Most of it is hypocritical cant. In all wars people who assist or work for the enemy are targetted. During the War of Independence the 'old IRA' shot people it suspected of collaboration. Today it is a criminal offence to collaborate with the IRA. Anyone allowing them to use their house or car, anyone minding weapons or giving information can be sentenced to long terms in jail. In the North their name may be leaked to a loyalist death squad.
The Workers Solidarity Movement, as an anarchist and anti-imperialist organisation, agrees with the Provos that workers should not collaborate with the forces of imperialism. It is not in the interest of any worker to collaborate with imperialism, in Ireland or anywhere else.
This does not mean we agree with killing buiding workers. We don't. The IRA threats to workers who service or deliver to Army bases and RUC & UDR barracks tell us much about the Provos. For all their left-wing slogans, they remain an authoritarian nationalist movement. They decide what is good for us, they decide what methods to use. The role of everyone else is to passively cheer them on and preserve some sort of nationalist solidarity.
A genuinely socialist and revolutionary movement would have appealed to workers to black these bases because it is in their own interest to fight imperialism. It is undeniable that such an appeal would have been ignored by most. However in areas such as Newry, Derry and Strabane there was a very good chance that it would have been heeded if worked for. A campaign of this sort would consist of raising the issue within the unions, holding meetings at depot gates, producing leaflets, taking up the arguments and fighting for official union backing for anyone disciplined or sacked for refusing to help the state's war effort.

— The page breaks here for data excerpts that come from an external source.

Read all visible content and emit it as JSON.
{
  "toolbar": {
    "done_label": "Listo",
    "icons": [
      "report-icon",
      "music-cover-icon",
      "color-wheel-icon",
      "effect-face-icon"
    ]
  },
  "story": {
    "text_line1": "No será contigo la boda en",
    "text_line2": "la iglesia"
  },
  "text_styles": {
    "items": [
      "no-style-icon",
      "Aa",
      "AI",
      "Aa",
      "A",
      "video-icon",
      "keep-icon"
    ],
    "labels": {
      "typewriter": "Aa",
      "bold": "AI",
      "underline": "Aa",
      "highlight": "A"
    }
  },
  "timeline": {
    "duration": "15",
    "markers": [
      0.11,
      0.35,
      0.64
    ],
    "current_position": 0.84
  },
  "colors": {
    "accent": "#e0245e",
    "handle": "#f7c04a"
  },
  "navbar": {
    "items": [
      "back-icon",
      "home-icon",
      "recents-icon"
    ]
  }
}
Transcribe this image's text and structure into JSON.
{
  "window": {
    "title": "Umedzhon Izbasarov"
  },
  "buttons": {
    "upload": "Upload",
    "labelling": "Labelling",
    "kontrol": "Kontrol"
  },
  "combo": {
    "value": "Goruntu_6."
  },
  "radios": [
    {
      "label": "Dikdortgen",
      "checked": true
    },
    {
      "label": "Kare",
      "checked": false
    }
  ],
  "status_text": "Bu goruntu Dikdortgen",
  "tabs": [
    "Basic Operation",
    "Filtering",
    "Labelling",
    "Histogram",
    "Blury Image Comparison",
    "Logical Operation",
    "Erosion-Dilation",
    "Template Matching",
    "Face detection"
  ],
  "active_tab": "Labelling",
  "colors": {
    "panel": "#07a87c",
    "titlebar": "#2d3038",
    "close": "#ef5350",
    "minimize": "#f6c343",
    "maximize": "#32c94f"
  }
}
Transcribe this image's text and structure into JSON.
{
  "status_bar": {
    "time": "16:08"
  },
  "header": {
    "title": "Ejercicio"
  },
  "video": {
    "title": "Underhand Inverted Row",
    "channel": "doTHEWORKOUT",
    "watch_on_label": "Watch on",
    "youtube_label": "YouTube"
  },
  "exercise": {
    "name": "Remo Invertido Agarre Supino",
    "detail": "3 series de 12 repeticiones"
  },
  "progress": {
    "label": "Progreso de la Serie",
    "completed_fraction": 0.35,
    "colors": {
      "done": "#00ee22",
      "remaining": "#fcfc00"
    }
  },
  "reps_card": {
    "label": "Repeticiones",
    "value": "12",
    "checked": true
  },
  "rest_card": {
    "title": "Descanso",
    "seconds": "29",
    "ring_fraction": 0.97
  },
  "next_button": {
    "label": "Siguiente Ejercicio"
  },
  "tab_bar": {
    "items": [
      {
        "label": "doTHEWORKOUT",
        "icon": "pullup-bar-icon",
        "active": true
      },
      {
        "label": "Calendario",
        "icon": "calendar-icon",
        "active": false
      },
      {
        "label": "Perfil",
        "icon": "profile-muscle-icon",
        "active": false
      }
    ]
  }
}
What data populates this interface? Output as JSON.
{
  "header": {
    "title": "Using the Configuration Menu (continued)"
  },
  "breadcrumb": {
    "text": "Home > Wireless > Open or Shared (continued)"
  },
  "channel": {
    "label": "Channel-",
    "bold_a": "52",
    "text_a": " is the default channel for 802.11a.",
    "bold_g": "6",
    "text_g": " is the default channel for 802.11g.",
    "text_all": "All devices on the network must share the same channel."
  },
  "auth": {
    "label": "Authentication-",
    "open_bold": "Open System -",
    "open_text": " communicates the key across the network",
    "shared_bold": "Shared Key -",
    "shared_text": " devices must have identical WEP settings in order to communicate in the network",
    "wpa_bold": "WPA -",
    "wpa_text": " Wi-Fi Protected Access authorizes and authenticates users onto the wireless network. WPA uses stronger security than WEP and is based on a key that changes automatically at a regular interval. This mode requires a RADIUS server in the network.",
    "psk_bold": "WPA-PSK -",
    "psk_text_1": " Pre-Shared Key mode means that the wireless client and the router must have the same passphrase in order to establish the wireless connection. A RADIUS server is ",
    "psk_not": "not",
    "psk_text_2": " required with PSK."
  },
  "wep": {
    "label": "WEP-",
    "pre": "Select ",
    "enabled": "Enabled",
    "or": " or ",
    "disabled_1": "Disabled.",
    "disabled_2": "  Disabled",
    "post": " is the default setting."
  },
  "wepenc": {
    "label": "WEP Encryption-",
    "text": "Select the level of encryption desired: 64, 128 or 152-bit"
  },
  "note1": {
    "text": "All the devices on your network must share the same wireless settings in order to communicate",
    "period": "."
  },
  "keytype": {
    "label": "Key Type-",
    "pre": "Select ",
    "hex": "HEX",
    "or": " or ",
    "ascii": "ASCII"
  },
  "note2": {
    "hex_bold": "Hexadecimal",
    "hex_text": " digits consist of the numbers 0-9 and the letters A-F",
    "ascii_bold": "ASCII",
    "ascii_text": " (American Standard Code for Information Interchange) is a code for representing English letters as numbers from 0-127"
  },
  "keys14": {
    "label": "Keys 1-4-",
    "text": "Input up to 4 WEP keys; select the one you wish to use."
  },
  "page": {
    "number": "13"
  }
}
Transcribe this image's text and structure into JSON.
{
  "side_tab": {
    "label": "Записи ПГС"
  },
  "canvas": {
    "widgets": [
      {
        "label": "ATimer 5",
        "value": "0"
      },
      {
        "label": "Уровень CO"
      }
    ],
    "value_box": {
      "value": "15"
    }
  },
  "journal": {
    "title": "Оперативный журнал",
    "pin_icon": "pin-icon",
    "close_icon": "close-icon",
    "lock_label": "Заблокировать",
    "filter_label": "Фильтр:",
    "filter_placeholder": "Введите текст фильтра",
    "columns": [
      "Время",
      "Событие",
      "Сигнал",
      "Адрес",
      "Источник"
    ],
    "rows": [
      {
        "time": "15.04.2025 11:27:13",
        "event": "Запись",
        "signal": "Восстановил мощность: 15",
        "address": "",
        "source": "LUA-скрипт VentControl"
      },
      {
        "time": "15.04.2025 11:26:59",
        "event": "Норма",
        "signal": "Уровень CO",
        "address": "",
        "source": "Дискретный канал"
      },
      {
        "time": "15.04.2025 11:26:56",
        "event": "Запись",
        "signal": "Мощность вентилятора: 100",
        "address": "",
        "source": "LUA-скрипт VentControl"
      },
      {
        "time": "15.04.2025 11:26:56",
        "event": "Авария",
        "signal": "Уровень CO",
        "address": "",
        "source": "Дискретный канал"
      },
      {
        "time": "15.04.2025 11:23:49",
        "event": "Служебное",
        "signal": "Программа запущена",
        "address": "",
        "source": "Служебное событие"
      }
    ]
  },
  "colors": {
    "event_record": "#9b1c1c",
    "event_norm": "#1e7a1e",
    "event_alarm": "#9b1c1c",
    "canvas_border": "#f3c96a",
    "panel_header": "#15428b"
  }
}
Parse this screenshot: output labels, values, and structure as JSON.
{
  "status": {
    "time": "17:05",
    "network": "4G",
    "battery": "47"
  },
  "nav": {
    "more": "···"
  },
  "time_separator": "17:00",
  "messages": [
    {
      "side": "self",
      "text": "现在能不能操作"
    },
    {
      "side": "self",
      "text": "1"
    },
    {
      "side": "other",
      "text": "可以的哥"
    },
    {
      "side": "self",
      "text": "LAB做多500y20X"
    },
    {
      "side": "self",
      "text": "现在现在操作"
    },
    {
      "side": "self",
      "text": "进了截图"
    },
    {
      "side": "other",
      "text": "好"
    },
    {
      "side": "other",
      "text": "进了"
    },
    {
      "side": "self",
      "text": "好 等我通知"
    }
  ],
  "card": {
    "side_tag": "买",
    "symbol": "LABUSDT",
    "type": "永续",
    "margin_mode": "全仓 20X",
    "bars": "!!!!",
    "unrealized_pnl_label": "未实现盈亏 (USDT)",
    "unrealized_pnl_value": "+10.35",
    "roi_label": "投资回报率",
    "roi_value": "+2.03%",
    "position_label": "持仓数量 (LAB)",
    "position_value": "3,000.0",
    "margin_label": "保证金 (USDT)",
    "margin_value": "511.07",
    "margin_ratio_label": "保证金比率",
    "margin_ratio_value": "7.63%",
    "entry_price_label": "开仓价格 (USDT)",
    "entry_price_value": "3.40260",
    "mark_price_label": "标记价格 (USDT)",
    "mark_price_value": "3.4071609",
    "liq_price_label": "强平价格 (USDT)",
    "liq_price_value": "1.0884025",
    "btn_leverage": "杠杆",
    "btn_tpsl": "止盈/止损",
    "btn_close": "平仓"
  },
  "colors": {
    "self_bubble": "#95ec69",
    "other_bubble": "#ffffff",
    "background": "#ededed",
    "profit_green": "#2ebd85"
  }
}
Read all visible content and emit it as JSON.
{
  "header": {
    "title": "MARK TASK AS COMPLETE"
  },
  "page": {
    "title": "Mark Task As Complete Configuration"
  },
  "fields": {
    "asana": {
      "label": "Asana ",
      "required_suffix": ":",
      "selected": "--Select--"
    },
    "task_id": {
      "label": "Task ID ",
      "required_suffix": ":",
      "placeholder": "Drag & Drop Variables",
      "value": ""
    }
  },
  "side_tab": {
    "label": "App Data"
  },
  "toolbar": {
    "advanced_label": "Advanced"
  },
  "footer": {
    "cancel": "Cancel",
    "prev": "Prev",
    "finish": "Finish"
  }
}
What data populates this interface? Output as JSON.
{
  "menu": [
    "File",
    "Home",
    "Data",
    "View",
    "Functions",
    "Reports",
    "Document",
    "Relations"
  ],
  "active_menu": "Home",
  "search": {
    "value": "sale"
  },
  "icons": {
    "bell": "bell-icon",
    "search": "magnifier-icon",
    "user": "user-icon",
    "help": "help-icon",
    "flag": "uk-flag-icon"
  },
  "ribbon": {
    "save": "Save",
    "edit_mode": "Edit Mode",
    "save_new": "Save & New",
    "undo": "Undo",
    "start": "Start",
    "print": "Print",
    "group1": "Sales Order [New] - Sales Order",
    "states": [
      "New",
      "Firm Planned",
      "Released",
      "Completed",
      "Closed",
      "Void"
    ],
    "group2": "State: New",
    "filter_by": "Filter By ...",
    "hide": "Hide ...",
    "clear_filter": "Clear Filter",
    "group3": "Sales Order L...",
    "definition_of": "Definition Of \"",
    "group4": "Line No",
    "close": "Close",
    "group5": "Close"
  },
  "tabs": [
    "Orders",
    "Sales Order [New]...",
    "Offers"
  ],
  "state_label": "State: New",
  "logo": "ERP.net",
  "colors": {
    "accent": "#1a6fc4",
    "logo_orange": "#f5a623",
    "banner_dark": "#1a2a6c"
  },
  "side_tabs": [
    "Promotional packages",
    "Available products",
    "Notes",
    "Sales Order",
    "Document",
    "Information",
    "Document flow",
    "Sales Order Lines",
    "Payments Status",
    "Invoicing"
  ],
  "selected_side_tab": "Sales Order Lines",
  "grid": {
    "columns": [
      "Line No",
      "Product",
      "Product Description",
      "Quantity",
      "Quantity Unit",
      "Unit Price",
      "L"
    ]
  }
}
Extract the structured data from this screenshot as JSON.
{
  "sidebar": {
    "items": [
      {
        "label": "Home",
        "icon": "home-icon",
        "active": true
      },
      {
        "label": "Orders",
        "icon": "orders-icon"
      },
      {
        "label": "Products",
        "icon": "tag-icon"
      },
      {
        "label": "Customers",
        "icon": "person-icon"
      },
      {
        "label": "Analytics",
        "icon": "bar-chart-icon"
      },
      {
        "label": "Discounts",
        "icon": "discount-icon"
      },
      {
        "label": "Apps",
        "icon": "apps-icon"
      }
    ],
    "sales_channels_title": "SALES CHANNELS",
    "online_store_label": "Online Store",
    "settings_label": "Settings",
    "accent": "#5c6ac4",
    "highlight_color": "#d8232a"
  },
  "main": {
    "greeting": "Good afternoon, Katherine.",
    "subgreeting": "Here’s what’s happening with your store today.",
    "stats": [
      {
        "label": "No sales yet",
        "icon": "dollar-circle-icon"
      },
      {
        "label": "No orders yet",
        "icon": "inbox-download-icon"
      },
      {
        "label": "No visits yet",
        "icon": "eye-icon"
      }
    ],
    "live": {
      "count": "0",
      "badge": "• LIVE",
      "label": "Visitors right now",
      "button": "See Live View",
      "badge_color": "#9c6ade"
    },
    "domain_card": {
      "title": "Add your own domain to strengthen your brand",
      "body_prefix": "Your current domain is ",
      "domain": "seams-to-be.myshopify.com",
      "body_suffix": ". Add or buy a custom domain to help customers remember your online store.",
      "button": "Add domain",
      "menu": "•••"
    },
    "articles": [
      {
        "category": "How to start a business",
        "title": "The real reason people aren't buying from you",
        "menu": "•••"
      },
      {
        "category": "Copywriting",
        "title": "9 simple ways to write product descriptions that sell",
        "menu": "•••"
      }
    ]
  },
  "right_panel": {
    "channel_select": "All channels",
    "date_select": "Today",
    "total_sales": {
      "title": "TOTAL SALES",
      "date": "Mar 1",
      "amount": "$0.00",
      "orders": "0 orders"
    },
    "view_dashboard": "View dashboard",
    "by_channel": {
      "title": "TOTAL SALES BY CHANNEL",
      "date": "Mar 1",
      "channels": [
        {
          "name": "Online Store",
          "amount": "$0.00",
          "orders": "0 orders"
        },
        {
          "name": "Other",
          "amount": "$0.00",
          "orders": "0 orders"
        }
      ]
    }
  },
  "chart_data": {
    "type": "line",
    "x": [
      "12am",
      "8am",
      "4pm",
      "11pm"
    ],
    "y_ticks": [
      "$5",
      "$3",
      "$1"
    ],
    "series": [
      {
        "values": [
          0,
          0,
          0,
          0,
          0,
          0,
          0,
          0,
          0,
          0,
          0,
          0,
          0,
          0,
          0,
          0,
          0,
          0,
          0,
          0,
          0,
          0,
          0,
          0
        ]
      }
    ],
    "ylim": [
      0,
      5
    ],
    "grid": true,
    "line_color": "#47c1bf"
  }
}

It would be a start in bringing workers - as workers - to the head of the anti-imperialist struggle. It has been done before. At the time of the War of Independence there was an anti-conscription strike, the "Limerick Soviet", the refusal of train drivers to carry British troops or war materials.
Activity like this can give workers a sense of the potential power they possess. And by being based on the methods of mass struggle it can give workers the confidence to start getting involved in political activity themselves intead of leaving it to a few rulers and would-be rulers. This is very important if we are to build a real socialist society where there is no division into rulers and ruled.
We must also look at the objective result of the threats and killings. It does not matter a lot what the intentions of the Provos are, the fact is that killing labourers and other workers drives Protestants of our class further into the arms of bigots like Paisley. It is not enough to denounce such workers as supporters of imperialism - the question is how to win them away from that. Death threats certainly cannot do it. Whether we like it or not many Protestants believe that such workers are shot because they are Protestants and that the Provos' stated reasons are not the real ones. Therefore we call for the threats to be lifted and replaced by a workplace campaign based on arguments about working class self-interest.